I wonder if I should start to market Audubon hypocrisy collector cards. Something with a picture on one side and a description on the other detailing the issue, or "Audufact". Why not? These folks are pros when it comes to do as I say, not as I do and the list gets longer and longer as time passes by.
Perhaps the first card should detail how Audubon sued USFWS so that a non endangered, species of least concern, the Caspian Tern, could continue to decimate endangered salmon populations on the Snake River system in Washington.
Next would be their land sale of property they promised to protect in perpetuity for high density development.
And then the bridges, yes bridges, both of them. The one they oppose in Currituck because it might bring high density development to the area where they want to sell their "primitive wilderness" for high density development.
And another that describes how they oppose that same 7.5 mile bridge because of storm water runoff while advocating a 17 mile long bridge at the same time.
And another that talks about how they want to lease oil and gas rights in their wildlife sanctuary in Louisiana where they admit some 34 bird species are in decline as a result, they say, of oil and gas drilling.
Of course, I'd have to come up with a extra large card to describe the efforts they have put forth to eliminate access to this Seashore which would include the lies, misinformation and vast collection of speculation that they use as their "science" to close our beaches.
But the latest, greatest Audubon hypocrisy takes the cake.
After spending years trying to remove you and me and our vehicles from the beach, apparently the good folks at Audubon have reversed their stance toward ORV access to the Seashore.
Alerted by my friend Dottie, I went out and procured a copy of Thursdays (12/9/10) edition of the Coastland Times. My head promptly asploded.
Right there on page 4a is the headline "Volunteer scientists set out to get Christmas bird count". Buried within the story is one great line that says "the count period in North America is referred to as ""early winter"" because some birds are still in the late stages of southward migration".
I am apparently one confused individual and have been using the wrong calendars all my life. All these years I have been under the impression that "early winter" was a period of time not long after the solstice which occurs 12/21/10 this year. Who woulda thunk that all this time, the advent of "early winter" was actually about some lazy birds dragging their feet as they move South?
As hilarious as that may be, there was more!
Yes folks, the same people that have worked for so long to ban you and me from the beach especially if we're driving on the sand now openly requests the apparent loan of a "beach worthy" 4x4 so they can count lazy birds on Ocracoke.

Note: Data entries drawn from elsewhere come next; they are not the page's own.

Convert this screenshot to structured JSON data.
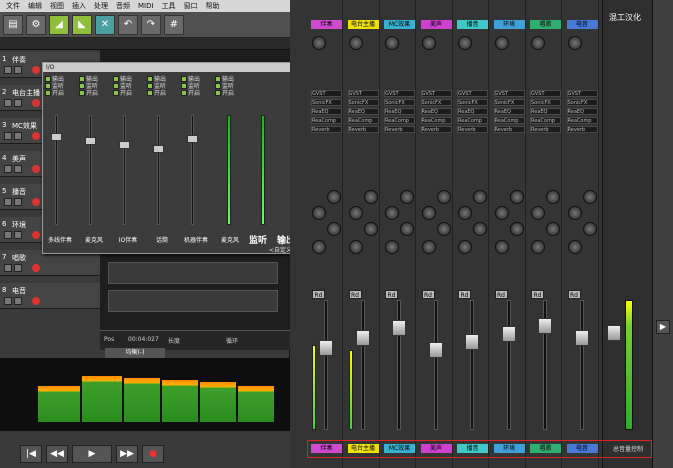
{
  "menubar": [
    "文件",
    "编辑",
    "视图",
    "插入",
    "处理",
    "音频",
    "MIDI",
    "工具",
    "窗口",
    "帮助"
  ],
  "tracks": [
    {
      "num": "1",
      "name": "伴奏"
    },
    {
      "num": "2",
      "name": "电台主播"
    },
    {
      "num": "3",
      "name": "MC效果"
    },
    {
      "num": "4",
      "name": "美声"
    },
    {
      "num": "5",
      "name": "播音"
    },
    {
      "num": "6",
      "name": "环境"
    },
    {
      "num": "7",
      "name": "唱歌"
    },
    {
      "num": "8",
      "name": "电音"
    }
  ],
  "popup": {
    "title": "I/O",
    "checks": [
      "输出",
      "监听",
      "开启"
    ],
    "channels": [
      "多线伴奏",
      "麦克风",
      "IO伴奏",
      "话筒",
      "机器伴奏",
      "麦克风"
    ],
    "monitor": "监听",
    "output": "输出",
    "default": "<自定义>"
  },
  "info": {
    "pos": "Pos",
    "time": "00:04:027",
    "len": "长度",
    "loop": "循环"
  },
  "eq_tab": "均衡(-)",
  "transport": [
    "|◀",
    "◀◀",
    "▶",
    "▶▶",
    "●"
  ],
  "mixer": {
    "strips": [
      {
        "name": "伴奏",
        "color": "#d04bd0"
      },
      {
        "name": "电台主播",
        "color": "#f0e000"
      },
      {
        "name": "MC效果",
        "color": "#3ab0d0"
      },
      {
        "name": "美声",
        "color": "#d040d0"
      },
      {
        "name": "播音",
        "color": "#40c8c8"
      },
      {
        "name": "环境",
        "color": "#40a0d8"
      },
      {
        "name": "唱歌",
        "color": "#30b070"
      },
      {
        "name": "电音",
        "color": "#4878d8"
      }
    ],
    "fx": [
      "GVST",
      "SonicFX",
      "ReaEQ",
      "ReaComp",
      "Reverb"
    ],
    "master_label": "混工汉化",
    "master_bottom": "总音量控制",
    "rd": "Rd",
    "mute": "M",
    "solo": "S"
  }
}
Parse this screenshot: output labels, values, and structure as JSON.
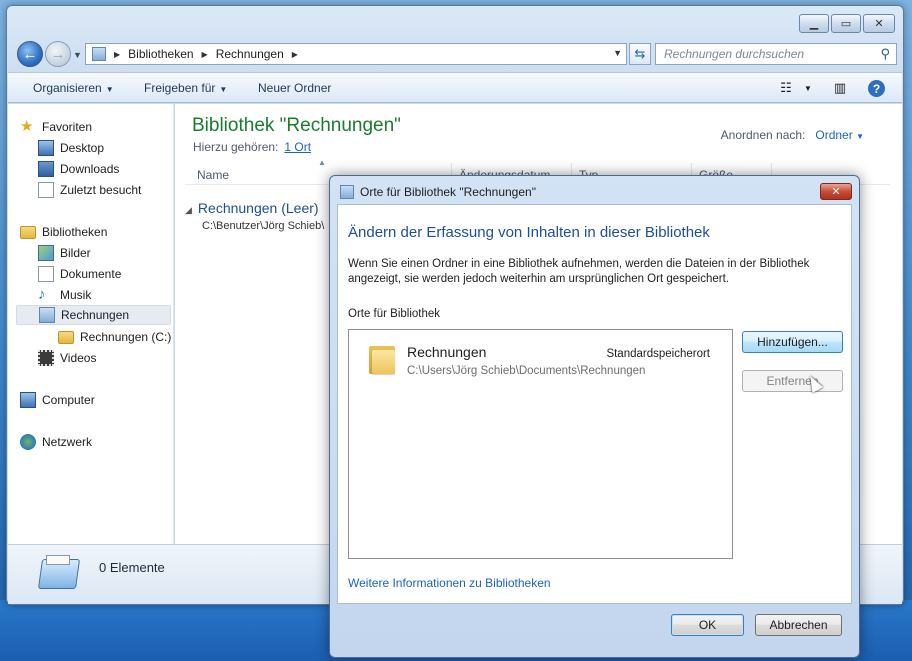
{
  "window": {
    "address": {
      "crumbs": [
        "Bibliotheken",
        "Rechnungen"
      ]
    },
    "search": {
      "placeholder": "Rechnungen durchsuchen"
    },
    "toolbar": {
      "organize": "Organisieren",
      "share": "Freigeben für",
      "new_folder": "Neuer Ordner"
    },
    "sidebar": {
      "favorites": {
        "label": "Favoriten",
        "items": [
          "Desktop",
          "Downloads",
          "Zuletzt besucht"
        ]
      },
      "libraries": {
        "label": "Bibliotheken",
        "items": [
          "Bilder",
          "Dokumente",
          "Musik",
          "Rechnungen",
          "Rechnungen (C:)",
          "Videos"
        ]
      },
      "computer": "Computer",
      "network": "Netzwerk"
    },
    "content": {
      "title": "Bibliothek \"Rechnungen\"",
      "includes_label": "Hierzu gehören:",
      "includes_link": "1 Ort",
      "arrange_label": "Anordnen nach:",
      "arrange_value": "Ordner",
      "columns": [
        "Name",
        "Änderungsdatum",
        "Typ",
        "Größe"
      ],
      "group_title": "Rechnungen (Leer)",
      "group_path": "C:\\Benutzer\\Jörg Schieb\\"
    },
    "details": {
      "count": "0 Elemente"
    }
  },
  "dialog": {
    "title": "Orte für Bibliothek \"Rechnungen\"",
    "heading": "Ändern der Erfassung von Inhalten in dieser Bibliothek",
    "description": "Wenn Sie einen Ordner in eine Bibliothek aufnehmen, werden die Dateien in der Bibliothek angezeigt, sie werden jedoch weiterhin am ursprünglichen Ort gespeichert.",
    "list_label": "Orte für Bibliothek",
    "locations": [
      {
        "name": "Rechnungen",
        "path": "C:\\Users\\Jörg Schieb\\Documents\\Rechnungen",
        "flag": "Standardspeicherort"
      }
    ],
    "add_button": "Hinzufügen...",
    "remove_button": "Entfernen",
    "more_info_link": "Weitere Informationen zu Bibliotheken",
    "ok_button": "OK",
    "cancel_button": "Abbrechen"
  }
}
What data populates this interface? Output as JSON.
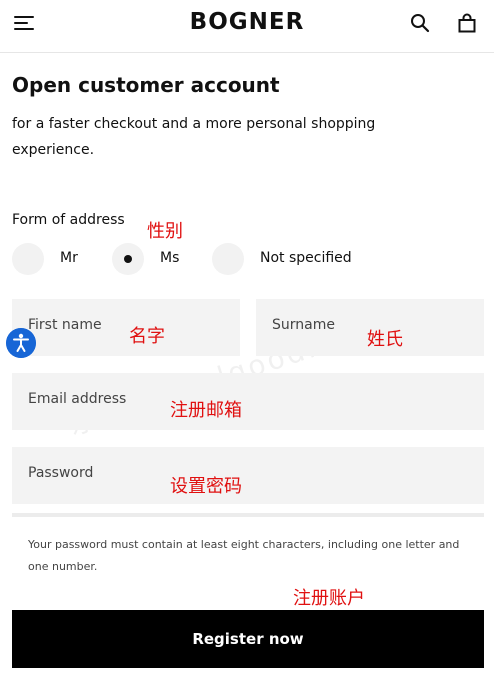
{
  "header": {
    "logo": "BOGNER",
    "menu_icon": "hamburger-icon",
    "search_icon": "search-icon",
    "bag_icon": "shopping-bag-icon"
  },
  "page": {
    "title": "Open customer account",
    "intro": "for a faster checkout and a more personal shopping experience."
  },
  "form": {
    "address_label": "Form of address",
    "salutations": [
      {
        "label": "Mr",
        "selected": false
      },
      {
        "label": "Ms",
        "selected": true
      },
      {
        "label": "Not specified",
        "selected": false
      }
    ],
    "first_name_placeholder": "First name",
    "surname_placeholder": "Surname",
    "email_placeholder": "Email address",
    "password_placeholder": "Password",
    "password_note": "Your password must contain at least eight characters, including one letter and one number.",
    "register_label": "Register now"
  },
  "annotations": {
    "gender": "性别",
    "first_name": "名字",
    "surname": "姓氏",
    "email": "注册邮箱",
    "password": "设置密码",
    "register": "注册账户"
  },
  "watermark": "乐享好物 olgoodbuy.com",
  "colors": {
    "annotation": "#e01010",
    "button": "#000000",
    "field": "#f3f3f3",
    "accessibility": "#1766d6"
  }
}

Wait, what? The same group of people that want to ban ORV use at the Seashore want you to lend them an ORV so that THEY can go out and drive on the sand! Those very same people that want YOU to hoof it wherever you go with all your family and beach gear, need one of us to lend them a truck so they can carry their cameras, spotting scopes and the like, in comfort.
I apologize for making your head asplode.
In any case, to assist our "friends" at Audubon since they've clearly changed their mind about beach driving, and as a public service, if you wish to assist these fine feathered folks, you may contact the Coastland Times.
Peter Vankevich is ultimately the one you want to speak to with Audubon.
I suppose you must make sure that your vehicle is beach worthy.
I don't advocate harassing the guy, this was just a public service announcement.